Simon Willison — 2026-05-20#

Highlight#

Simon takes a critical look at Google I/O’s Gemini Spark announcement, digging into the opaque “Antigravity” stack and questioning how Google plans to mitigate prompt injection risks for a tool with deep access to user data. This highlights the growing industry tension between powerful workspace AI agents and fundamental security vulnerabilities.

Posts#

[Google I/O, Gemini Spark, Antigravity] · Source Sticking to his rule of only reviewing generally available tools, Simon breaks down the announcement of Gemini Spark, Google’s new OpenClaw competitor that natively integrates with Workspace apps. He notes a strange FAQ detail claiming Spark runs on “Antigravity”—a moniker applied to a desktop app, a Go-based CLI, and a VS Code fork.
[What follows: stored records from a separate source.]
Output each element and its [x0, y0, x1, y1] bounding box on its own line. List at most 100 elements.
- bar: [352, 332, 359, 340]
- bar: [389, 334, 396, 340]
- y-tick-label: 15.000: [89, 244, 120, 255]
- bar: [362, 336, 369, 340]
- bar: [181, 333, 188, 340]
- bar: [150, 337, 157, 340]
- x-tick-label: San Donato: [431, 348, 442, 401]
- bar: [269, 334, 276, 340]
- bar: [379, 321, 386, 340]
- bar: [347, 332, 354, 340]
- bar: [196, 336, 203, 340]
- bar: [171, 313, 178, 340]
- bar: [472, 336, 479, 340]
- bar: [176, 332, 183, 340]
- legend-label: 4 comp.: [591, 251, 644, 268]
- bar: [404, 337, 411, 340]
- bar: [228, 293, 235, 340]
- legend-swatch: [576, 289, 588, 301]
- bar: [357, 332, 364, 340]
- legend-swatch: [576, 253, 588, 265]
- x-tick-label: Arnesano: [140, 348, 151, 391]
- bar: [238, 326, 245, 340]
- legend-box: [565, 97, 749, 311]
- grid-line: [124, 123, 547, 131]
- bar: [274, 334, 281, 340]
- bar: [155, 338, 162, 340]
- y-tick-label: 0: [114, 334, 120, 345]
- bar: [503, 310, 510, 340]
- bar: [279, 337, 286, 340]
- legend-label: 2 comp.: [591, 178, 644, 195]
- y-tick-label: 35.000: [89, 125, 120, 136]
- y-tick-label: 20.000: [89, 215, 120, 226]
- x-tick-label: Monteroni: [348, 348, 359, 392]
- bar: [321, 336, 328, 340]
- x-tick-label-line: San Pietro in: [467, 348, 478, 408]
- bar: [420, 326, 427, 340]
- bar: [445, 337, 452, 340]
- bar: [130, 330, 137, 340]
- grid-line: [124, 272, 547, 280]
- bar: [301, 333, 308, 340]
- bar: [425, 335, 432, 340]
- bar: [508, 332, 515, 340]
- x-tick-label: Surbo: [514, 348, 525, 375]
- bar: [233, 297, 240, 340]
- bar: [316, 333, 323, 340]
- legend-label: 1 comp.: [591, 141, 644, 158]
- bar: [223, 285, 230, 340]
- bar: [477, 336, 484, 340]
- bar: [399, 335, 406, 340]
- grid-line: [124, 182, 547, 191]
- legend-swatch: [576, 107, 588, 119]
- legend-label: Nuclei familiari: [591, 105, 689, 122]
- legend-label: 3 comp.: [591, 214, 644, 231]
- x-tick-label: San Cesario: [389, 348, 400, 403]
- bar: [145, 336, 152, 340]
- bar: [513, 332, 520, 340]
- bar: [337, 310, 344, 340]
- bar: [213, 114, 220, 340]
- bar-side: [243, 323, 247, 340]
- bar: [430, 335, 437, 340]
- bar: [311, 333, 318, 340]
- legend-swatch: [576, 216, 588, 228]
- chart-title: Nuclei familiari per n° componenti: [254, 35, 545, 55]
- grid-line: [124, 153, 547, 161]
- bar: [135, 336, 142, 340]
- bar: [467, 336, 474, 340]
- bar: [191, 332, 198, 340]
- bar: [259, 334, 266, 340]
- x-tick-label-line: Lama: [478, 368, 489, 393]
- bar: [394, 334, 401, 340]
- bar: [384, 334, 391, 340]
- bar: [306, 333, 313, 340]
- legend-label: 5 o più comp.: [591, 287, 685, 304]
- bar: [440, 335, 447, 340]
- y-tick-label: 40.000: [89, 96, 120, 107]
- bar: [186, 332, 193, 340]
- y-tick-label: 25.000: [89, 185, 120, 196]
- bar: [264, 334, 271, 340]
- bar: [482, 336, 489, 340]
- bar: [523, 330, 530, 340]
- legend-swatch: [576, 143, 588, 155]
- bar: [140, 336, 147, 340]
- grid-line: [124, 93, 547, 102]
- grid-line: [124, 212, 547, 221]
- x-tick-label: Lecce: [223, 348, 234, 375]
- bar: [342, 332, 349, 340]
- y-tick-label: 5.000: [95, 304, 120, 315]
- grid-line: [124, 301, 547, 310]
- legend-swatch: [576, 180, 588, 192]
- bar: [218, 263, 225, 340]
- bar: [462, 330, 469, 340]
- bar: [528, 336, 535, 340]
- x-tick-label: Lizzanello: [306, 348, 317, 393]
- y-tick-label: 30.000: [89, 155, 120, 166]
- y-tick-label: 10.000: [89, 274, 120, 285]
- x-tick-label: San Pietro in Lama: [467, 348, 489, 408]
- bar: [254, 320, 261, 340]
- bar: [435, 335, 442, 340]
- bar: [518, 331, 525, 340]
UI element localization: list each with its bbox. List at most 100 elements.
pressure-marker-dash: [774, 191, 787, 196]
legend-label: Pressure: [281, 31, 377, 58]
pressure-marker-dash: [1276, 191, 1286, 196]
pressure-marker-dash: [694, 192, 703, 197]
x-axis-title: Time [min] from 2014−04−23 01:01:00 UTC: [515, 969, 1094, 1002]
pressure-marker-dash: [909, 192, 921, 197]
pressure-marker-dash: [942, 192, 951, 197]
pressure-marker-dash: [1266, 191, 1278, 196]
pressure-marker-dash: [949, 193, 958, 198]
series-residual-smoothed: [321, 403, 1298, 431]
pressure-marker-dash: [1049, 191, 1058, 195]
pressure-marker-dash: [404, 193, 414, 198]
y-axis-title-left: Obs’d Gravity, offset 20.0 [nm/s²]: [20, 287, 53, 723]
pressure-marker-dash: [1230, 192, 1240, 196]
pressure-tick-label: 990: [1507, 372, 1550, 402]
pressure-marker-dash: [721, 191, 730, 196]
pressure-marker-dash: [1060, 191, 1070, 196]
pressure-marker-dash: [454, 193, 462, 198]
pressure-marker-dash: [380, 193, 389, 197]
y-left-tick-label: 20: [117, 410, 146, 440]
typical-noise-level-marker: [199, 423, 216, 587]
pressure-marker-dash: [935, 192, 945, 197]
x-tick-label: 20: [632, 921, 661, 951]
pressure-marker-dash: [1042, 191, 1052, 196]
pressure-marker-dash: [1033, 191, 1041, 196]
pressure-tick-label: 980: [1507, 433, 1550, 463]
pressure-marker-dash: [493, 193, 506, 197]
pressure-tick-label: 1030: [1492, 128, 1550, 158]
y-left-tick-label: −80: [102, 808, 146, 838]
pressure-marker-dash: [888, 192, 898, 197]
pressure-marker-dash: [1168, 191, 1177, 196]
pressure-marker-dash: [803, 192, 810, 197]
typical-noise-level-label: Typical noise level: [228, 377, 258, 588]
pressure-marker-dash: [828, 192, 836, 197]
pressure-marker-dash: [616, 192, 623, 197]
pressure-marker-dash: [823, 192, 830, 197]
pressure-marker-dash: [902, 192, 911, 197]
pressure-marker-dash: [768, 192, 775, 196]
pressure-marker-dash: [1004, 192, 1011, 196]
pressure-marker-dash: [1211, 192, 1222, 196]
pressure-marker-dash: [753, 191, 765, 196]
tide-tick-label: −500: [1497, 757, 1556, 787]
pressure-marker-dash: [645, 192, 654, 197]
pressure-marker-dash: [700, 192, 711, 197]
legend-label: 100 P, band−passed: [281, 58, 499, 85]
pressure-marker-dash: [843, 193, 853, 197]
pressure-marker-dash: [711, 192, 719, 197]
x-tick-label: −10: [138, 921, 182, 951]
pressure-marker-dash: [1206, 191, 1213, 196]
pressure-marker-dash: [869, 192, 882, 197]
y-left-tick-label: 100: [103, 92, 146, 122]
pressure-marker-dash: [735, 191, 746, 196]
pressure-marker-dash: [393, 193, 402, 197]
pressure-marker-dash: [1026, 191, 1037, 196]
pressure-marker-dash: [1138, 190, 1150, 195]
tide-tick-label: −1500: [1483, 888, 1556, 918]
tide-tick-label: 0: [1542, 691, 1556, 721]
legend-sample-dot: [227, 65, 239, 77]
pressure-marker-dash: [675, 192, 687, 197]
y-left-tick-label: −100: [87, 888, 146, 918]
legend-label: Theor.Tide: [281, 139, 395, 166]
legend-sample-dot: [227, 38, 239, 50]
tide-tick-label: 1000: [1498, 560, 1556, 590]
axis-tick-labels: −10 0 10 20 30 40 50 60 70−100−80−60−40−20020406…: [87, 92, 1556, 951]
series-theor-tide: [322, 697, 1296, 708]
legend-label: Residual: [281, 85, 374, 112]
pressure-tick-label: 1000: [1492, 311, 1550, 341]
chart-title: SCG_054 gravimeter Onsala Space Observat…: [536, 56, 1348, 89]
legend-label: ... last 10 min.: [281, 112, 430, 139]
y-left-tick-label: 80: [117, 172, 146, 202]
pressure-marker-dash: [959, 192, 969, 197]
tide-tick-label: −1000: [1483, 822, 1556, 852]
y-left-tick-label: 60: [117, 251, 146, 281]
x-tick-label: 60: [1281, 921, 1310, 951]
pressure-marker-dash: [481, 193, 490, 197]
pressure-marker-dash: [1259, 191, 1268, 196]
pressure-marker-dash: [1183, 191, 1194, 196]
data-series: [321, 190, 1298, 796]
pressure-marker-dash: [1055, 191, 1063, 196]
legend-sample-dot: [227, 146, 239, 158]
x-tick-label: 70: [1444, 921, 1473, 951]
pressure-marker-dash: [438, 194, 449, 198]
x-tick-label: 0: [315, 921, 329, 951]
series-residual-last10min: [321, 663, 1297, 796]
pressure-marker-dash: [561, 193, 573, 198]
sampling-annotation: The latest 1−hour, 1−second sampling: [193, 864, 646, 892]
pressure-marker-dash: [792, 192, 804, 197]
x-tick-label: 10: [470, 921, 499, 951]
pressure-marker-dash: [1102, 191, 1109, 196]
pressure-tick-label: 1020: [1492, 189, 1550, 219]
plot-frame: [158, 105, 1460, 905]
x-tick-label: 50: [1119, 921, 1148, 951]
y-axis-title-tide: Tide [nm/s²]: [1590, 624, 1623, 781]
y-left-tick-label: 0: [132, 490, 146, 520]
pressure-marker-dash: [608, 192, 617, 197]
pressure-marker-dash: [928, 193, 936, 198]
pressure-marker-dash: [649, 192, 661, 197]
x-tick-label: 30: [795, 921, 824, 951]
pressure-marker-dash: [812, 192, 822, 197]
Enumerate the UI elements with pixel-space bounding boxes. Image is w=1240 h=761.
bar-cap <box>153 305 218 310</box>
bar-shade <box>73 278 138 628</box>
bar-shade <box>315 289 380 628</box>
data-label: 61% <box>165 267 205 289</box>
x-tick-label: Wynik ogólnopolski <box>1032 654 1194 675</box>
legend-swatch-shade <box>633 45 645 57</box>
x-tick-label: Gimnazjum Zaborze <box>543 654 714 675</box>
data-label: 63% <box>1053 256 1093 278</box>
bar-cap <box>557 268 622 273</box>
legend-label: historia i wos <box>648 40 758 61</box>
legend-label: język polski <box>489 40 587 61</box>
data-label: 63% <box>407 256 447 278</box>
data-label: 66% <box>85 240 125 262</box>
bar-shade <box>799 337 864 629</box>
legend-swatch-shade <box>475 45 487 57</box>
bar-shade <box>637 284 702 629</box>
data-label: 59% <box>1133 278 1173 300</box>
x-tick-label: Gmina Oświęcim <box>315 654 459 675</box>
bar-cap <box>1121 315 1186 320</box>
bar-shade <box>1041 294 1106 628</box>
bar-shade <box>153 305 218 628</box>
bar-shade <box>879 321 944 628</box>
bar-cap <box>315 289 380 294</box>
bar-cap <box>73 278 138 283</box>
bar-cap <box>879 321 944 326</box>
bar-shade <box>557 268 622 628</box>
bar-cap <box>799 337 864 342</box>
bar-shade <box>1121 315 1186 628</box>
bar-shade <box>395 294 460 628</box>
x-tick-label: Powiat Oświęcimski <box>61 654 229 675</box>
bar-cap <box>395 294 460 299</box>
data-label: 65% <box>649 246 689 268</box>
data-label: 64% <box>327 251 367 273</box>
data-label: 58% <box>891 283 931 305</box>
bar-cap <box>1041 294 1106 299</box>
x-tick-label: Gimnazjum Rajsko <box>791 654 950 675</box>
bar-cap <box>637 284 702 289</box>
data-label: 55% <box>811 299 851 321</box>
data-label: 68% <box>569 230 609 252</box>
Crucially, Simon questions whether Google’s isolated VM approach and Agent Gateway will actually be enough to prevent an “agent security challenger disaster” when handling sensitive data via prompt injection. He also highlights that Google is deprecating its open-source Gemini CLI on June 18th in favor of a closed-source Antigravity CLI.

Simon Willison

Simon Willison — Week of 2026-05-16 to 2026-05-22#

Highlight of the Week#

The most impactful milestone this week is the official announcement of Datasette Agent, merging Simon’s three years of work on his LLM library directly into Datasette. This conversational AI interface allows users to naturally interrogate their databases, boasting an extensible plugin architecture for charts, image generation, and secure code execution.

Key Posts#

[The last six months in LLMs in five minutes] · Source Simon shared annotated slides from his PyCon US 2026 lightning talk capturing a major inflection point in AI developer tooling. He highlights how coding agents crossed the threshold to become reliable daily drivers, and points to the astonishing capabilities of massive local models running on consumer hardware like Mac Minis.